24 december 2005
Dutch investment in drinking water for capital of Sudan
Lack of clean drinking water is a great problem in Khartoum, where a large part of the population has to resort to contaminated groundwater. This problem will be tackled by the year 2008, when the purification plant is constructed.
The contract was signed this week by the Dutch Minister for Development Cooperation Agnes van Ardenne, the Sudanese Minister of Finance Alzubair Ahmed Hassan, CEO Arthur Arnold (FMO) and representatives of the British water company Biwater. The British company Biwater will supervise and manage the purification plant for a period of twelve years, after which it is handed over to the Khartoum State Water Corporation.
The Ministry of Foreign Affairs contributes USD 58 million through the Dutch international development bank FMO. The South African development bank IDC will provide a loan of USD 50 million.

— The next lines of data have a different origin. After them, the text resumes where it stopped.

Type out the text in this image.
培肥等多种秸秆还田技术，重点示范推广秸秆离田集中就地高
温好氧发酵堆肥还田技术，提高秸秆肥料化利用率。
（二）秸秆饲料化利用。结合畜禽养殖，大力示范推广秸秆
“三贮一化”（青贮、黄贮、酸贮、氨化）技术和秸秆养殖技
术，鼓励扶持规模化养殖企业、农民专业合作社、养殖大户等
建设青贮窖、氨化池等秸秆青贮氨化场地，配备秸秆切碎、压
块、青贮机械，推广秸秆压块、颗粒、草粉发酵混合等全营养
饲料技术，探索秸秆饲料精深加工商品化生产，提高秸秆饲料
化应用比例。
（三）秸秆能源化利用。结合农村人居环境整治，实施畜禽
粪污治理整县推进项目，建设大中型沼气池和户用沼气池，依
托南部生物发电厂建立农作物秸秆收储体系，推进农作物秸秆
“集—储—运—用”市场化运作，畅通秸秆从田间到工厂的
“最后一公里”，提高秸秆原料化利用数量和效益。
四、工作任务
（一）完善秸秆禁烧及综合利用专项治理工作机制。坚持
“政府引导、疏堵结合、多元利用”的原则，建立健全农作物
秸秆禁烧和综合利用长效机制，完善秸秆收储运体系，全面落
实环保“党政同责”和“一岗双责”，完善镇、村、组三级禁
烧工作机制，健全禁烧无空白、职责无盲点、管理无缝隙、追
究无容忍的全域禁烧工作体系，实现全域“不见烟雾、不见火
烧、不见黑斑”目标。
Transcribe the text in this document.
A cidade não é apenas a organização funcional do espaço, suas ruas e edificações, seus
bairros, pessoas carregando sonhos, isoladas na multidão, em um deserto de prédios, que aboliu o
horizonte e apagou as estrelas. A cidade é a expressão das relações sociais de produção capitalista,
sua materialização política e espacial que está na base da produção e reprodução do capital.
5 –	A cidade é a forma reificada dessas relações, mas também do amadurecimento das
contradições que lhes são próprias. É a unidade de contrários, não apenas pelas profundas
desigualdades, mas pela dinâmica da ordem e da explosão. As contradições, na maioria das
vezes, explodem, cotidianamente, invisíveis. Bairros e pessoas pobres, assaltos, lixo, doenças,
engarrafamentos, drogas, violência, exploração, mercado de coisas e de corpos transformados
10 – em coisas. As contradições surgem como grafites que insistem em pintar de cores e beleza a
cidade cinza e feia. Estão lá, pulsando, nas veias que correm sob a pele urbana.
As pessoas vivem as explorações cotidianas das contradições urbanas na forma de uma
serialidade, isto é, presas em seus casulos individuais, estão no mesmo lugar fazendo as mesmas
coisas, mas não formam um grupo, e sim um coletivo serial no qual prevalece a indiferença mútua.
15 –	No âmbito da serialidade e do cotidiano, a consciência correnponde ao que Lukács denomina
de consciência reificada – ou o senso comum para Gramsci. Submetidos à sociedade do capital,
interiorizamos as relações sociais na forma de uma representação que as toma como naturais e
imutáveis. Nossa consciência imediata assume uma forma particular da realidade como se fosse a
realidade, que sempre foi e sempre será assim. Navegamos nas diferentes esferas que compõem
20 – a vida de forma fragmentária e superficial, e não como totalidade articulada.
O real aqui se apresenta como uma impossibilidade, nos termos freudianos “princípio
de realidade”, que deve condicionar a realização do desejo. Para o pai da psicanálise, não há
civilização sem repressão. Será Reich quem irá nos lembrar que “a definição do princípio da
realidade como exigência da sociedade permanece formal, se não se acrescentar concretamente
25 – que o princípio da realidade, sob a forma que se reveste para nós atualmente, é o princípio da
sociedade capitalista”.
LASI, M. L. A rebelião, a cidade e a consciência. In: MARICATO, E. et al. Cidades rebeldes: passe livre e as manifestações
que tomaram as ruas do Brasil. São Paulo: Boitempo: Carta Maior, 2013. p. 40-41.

Half of the Dutch contribution comes from the ORET-scheme, a programme for development-related export transactions, that supports infrastructure projects to enhance commercial activities and job opportunities. The other half is made through a loan from the Infrastructure Fund for the Least Developed Countries.
For the Dutch government, involved in peace promotion and reconstruction in the war-torn country of Sudan, the investment in the new water purification plant is also seen as a contribution to the Millennium Development Goals to combat poverty worldwide. The Netherlands aims to provide safe drinking water and sanitation to some fifty million people by the year 2015.